Are there safeguards?

To prevent abuse of the system, social media companies are only required to act if the defamation claim appears genuine.

Courts may refuse an end-user disclosure order if “disclosure is likely to present a risk to the commenter’s safety”.

Rolph said that safeguard is “limited” to the safety of the commenter, but in some circumstances identifying an anonymous person making allegations, such as a claim of family violence, might put others at risk, such as family members.

How do social media companies currently deal with complaints?

Facebook has a form for people to fill out when they believe they have been defamed, so users can ask for the allegedly defamatory comments to be removed, although lawyers describe the process as cumbersome.

Twitter’s process requires law enforcement or other authorities to request allegedly defamatory content be removed or ask for information that must come with a court order to remove the defamatory comments.

Twitter argues its own processes, including removing accounts found to have engaged in abuse or harassment, and the introduction of powers to limit who can reply to tweets are improving the overall experience on the platform.

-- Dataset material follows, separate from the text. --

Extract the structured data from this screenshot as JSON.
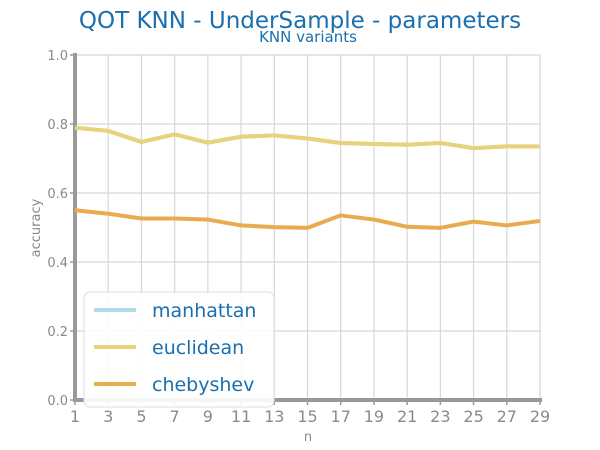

Google has recently found itself party to multiple defamation proceedings in Australian courts in order for applicants to force Google to reveal the account information or IP addresses of people who leave allegedly defamatory reviews of businesses on its maps and search platforms.

After orders are made in court, a letter is then sent to Google in the United States, who will then release account information or IP addresses. Internet service providers can also be required to identify who is behind a particular IP address.

What is the social media inquiry?

On Wednesday, the Morrison government set up a select committee to inquire into the harms of social media, to report back by 15 February.

The inquiry will consider: “the potential impacts of online harms on the mental health and wellbeing of Australians”; age and identity verification; child safety and parental tools; transparency and accountability; and safe collection of data.